Acheter aujourd’hui la capacité de changer demain

La priorité budgétaire n’est pas nécessairement de remplacer immédiatement tout le parc. Elle est d’éviter de renouveler des dépendances impossibles à faire évoluer. Pour chaque achat durable, les organisations devraient demander comment seront mises à jour les fonctions cryptographiques, quels standards sont prévus et quelles contraintes matérielles pourraient bloquer leur adoption.

Cette capacité porte un nom : la crypto-agilité. Elle suppose de pouvoir changer d’algorithme, de paramètres ou de fournisseur sans reconstruire toute une application. Concrètement, cela signifie séparer la logique métier des opérations cryptographiques, automatiser la gestion des certificats et tester les procédures de rotation. Une simple mention « compatible postquantique » sur une fiche commerciale ne suffit pas.

La trajectoire raisonnable commencerait par les données à longue durée de confidentialité et les équipements à cycle de remplacement lent, avant des pilotes sur des services maîtrisés. Les indicateurs utiles seraient très opérationnels : dépendances identifiées, fournisseurs disposant d’une feuille de route, applications testées et obstacles restant à lever.
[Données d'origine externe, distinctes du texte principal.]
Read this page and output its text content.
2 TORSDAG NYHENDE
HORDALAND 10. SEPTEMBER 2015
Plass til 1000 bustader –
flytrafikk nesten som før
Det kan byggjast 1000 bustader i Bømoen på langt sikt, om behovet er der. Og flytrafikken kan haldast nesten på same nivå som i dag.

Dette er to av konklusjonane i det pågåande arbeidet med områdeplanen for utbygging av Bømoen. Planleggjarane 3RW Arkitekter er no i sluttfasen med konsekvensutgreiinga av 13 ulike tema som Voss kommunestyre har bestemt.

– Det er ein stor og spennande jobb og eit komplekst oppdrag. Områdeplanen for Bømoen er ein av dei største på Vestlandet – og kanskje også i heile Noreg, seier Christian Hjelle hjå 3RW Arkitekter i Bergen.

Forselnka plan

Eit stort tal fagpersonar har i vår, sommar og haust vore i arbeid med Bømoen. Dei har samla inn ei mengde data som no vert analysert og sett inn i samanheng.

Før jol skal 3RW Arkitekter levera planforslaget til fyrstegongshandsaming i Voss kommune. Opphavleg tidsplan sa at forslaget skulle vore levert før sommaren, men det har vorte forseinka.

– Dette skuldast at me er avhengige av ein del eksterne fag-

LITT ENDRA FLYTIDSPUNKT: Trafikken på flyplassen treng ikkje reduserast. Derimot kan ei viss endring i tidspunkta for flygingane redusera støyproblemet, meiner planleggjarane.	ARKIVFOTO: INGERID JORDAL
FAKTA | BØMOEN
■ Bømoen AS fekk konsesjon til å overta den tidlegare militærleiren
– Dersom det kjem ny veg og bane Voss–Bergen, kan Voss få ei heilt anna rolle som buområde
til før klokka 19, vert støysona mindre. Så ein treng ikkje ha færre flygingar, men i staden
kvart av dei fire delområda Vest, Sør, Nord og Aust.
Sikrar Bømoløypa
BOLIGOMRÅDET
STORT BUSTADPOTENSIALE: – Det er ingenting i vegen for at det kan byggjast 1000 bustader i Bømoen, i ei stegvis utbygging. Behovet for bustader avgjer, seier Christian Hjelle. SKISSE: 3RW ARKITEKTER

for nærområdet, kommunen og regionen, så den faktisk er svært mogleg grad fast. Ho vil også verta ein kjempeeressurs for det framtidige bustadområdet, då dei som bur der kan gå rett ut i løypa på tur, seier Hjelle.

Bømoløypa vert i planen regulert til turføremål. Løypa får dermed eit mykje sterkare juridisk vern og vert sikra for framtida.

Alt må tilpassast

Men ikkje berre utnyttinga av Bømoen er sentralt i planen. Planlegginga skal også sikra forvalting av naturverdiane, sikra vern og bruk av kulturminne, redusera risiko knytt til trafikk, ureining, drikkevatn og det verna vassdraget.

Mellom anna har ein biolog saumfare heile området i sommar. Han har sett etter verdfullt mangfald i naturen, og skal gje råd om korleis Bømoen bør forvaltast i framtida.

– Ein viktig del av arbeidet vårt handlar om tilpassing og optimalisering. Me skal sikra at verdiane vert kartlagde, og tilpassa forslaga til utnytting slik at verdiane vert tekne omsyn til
Pas le nombre de présentations consacrées au sujet.

Et maintenant ? À l’horizon de septembre 2026, le scénario souhaitable n’est pas une bascule générale précipitée, mais une migration devenue gouvernable. Inventorier, prioriser, expérimenter et contractualiser permettraient de réduire les angles morts avant l’urgence. La meilleure préparation au risque quantique commence ainsi par une compétence très classique : savoir précisément de quoi son informatique dépend.